Incident response planning
Knowing what to do when an attack begins is as important as the technical controls in place beforehand. A DDoS response runbook should cover: who is notified and in what order, how the team confirms it is a DDoS rather than a different outage type, which escalation paths activate with upstream providers, and how the team maintains communications during an outage. This runbook should be tested through tabletop exercises at least annually. Teams looking at broader incident response planning, including mandatory notification obligations, will find the data breach response guidance a useful companion, particularly for attacks that transition into data exfiltration events.

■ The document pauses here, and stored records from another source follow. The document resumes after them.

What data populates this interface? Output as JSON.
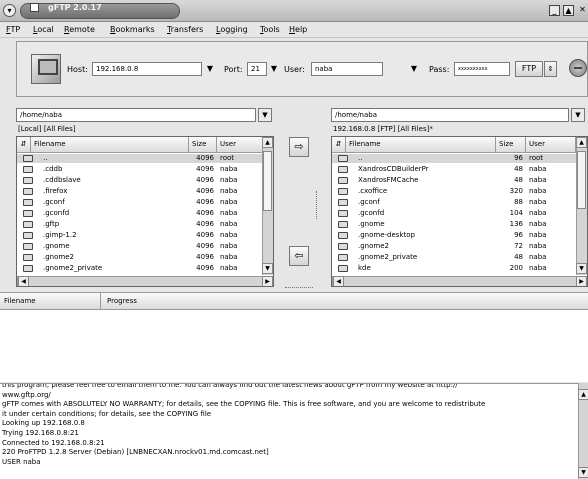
{
  "window": {
    "title": "gFTP 2.0.17"
  },
  "menu": [
    "FTP",
    "Local",
    "Remote",
    "Bookmarks",
    "Transfers",
    "Logging",
    "Tools",
    "Help"
  ],
  "connection": {
    "host_label": "Host:",
    "host": "192.168.0.8",
    "port_label": "Port:",
    "port": "21",
    "user_label": "User:",
    "user": "naba",
    "pass_label": "Pass:",
    "pass": "xxxxxxxxxx",
    "protocol": "FTP"
  },
  "local": {
    "path": "/home/naba",
    "subtitle": "[Local] [All Files]",
    "columns": {
      "name": "Filename",
      "size": "Size",
      "user": "User"
    },
    "files": [
      {
        "name": "..",
        "size": "4096",
        "user": "root"
      },
      {
        "name": ".cddb",
        "size": "4096",
        "user": "naba"
      },
      {
        "name": ".cddbslave",
        "size": "4096",
        "user": "naba"
      },
      {
        "name": ".firefox",
        "size": "4096",
        "user": "naba"
      },
      {
        "name": ".gconf",
        "size": "4096",
        "user": "naba"
      },
      {
        "name": ".gconfd",
        "size": "4096",
        "user": "naba"
      },
      {
        "name": ".gftp",
        "size": "4096",
        "user": "naba"
      },
      {
        "name": ".gimp-1.2",
        "size": "4096",
        "user": "naba"
      },
      {
        "name": ".gnome",
        "size": "4096",
        "user": "naba"
      },
      {
        "name": ".gnome2",
        "size": "4096",
        "user": "naba"
      },
      {
        "name": ".gnome2_private",
        "size": "4096",
        "user": "naba"
      }
    ]
  },
  "remote": {
    "path": "/home/naba",
    "subtitle": "192.168.0.8 [FTP] [All Files]*",
    "columns": {
      "name": "Filename",
      "size": "Size",
      "user": "User"
    },
    "files": [
      {
        "name": "..",
        "size": "96",
        "user": "root"
      },
      {
        "name": "XandrosCDBuilderPr",
        "size": "48",
        "user": "naba"
      },
      {
        "name": "XandrosFMCache",
        "size": "48",
        "user": "naba"
      },
      {
        "name": ".cxoffice",
        "size": "320",
        "user": "naba"
      },
      {
        "name": ".gconf",
        "size": "88",
        "user": "naba"
      },
      {
        "name": ".gconfd",
        "size": "104",
        "user": "naba"
      },
      {
        "name": ".gnome",
        "size": "136",
        "user": "naba"
      },
      {
        "name": ".gnome-desktop",
        "size": "96",
        "user": "naba"
      },
      {
        "name": ".gnome2",
        "size": "72",
        "user": "naba"
      },
      {
        "name": ".gnome2_private",
        "size": "48",
        "user": "naba"
      },
      {
        "name": "kde",
        "size": "200",
        "user": "naba"
      }
    ]
  },
  "transfers": {
    "col_filename": "Filename",
    "col_progress": "Progress"
  },
  "log": [
    "this program, please feel free to email them to me. You can always find out the latest news about gFTP from my website at http://",
    "www.gftp.org/",
    "gFTP comes with ABSOLUTELY NO WARRANTY; for details, see the COPYING file. This is free software, and you are welcome to redistribute",
    "it under certain conditions; for details, see the COPYING file",
    "Looking up 192.168.0.8",
    "Trying 192.168.0.8:21",
    "Connected to 192.168.0.8:21",
    "220 ProFTPD 1.2.8 Server (Debian) [LNBNECXAN.nrockv01.md.comcast.net]",
    "USER naba"
  ]
}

What the Essential Eight says
The ASD's Essential Eight does not address DDoS directly, because it is primarily focused on preventing malware delivery and privilege escalation. However, several Essential Eight controls reduce the blast radius of a DDoS attack used as a cover for intrusion: patching internet-facing services closes the vulnerabilities attackers might exploit during the distraction window, and multi-factor authentication limits the value of credentials that might be harvested during the confusion of an active outage.

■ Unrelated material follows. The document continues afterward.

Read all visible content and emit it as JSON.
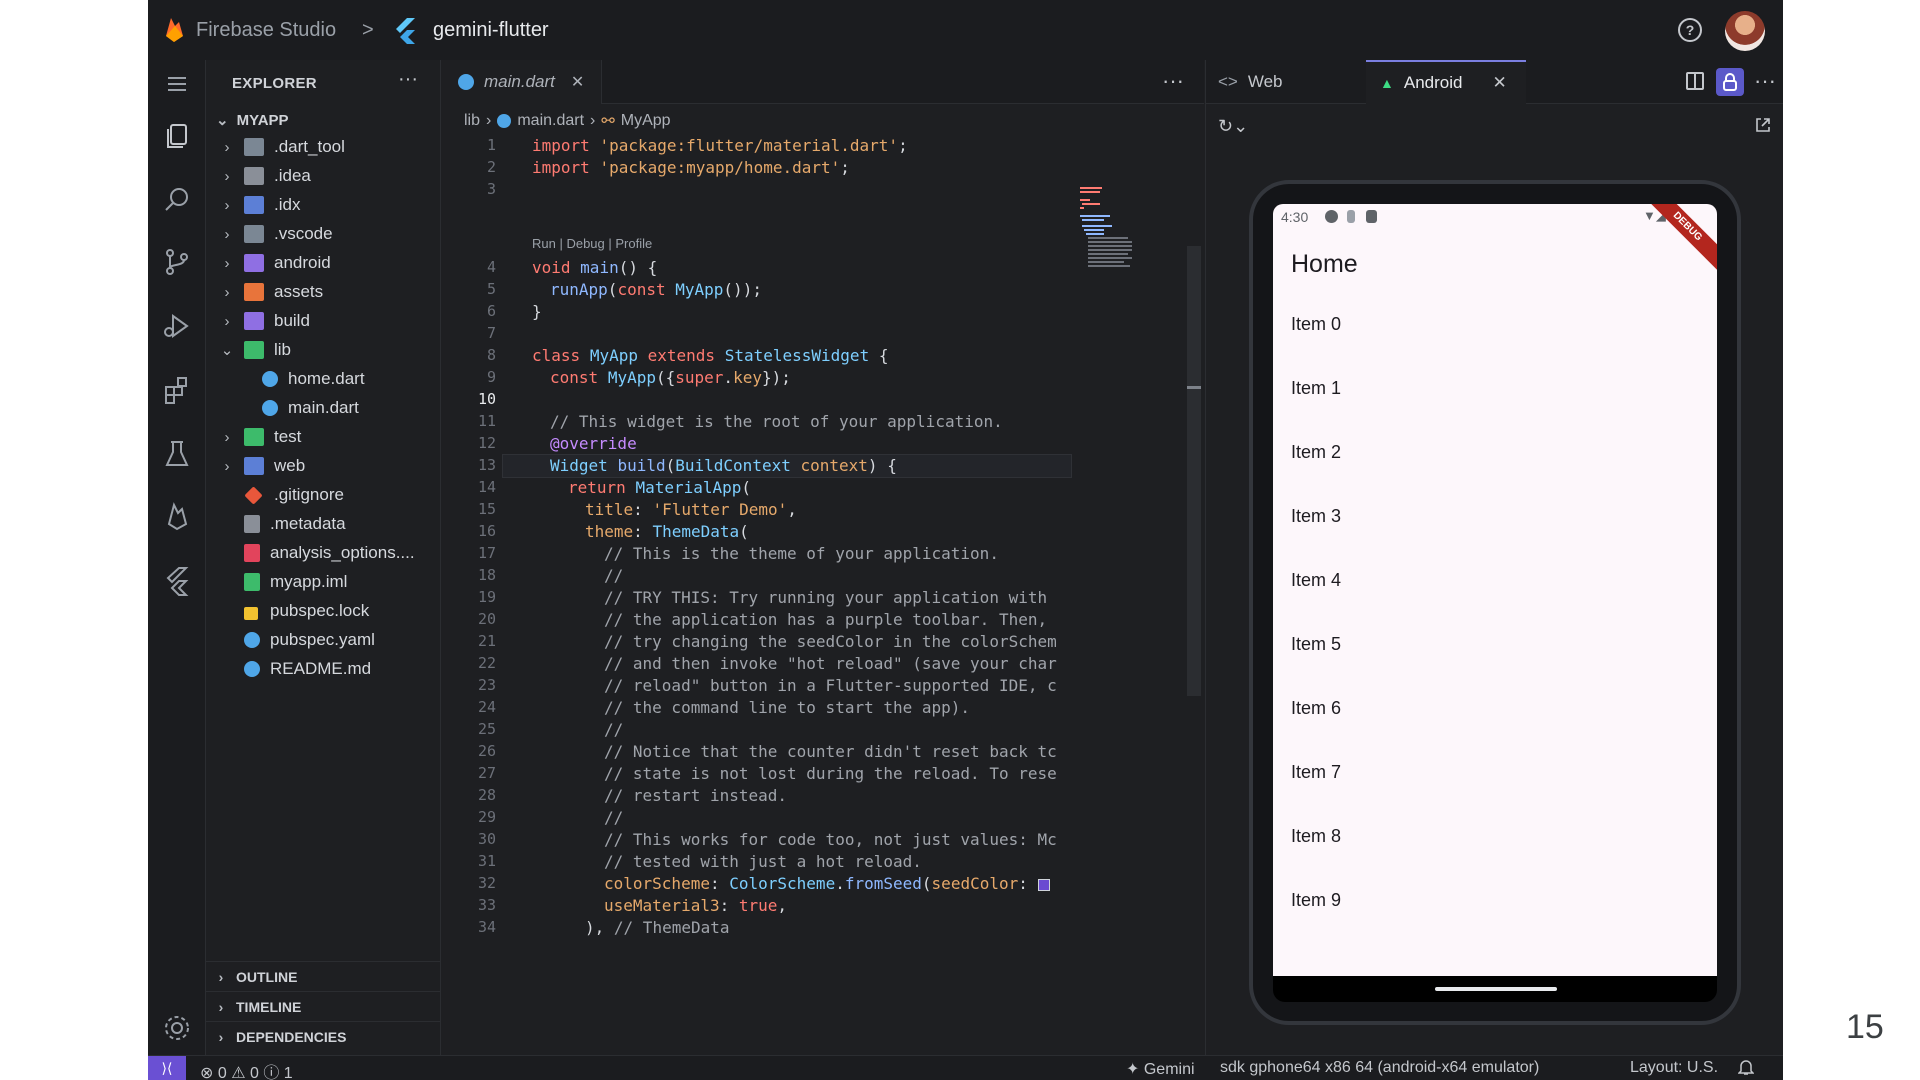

Practical steps for Australian IT teams
The practical starting point for most Australian IT teams is an honest assessment of current exposure. Map every internet-facing service, including those hosted on third-party SaaS or cloud infrastructure, and confirm that each has appropriate upstream protection. Review contracts with internet service providers and cloud hosting vendors for DDoS mitigation service level agreements; many default contracts offer minimal protection. For organisations in sectors designated as critical infrastructure under the Security of Critical Infrastructure Act, DDoS resilience is not optional: it is part of the risk management programme required by law.
Test your defences before an attacker does. Controlled load testing and, for more mature organisations, red-team exercises that simulate DDoS alongside parallel intrusion attempts, reveal gaps that theoretical planning does not. The cost of a few hours of testing is trivial compared to the cost of a prolonged outage during peak trading or a government service window.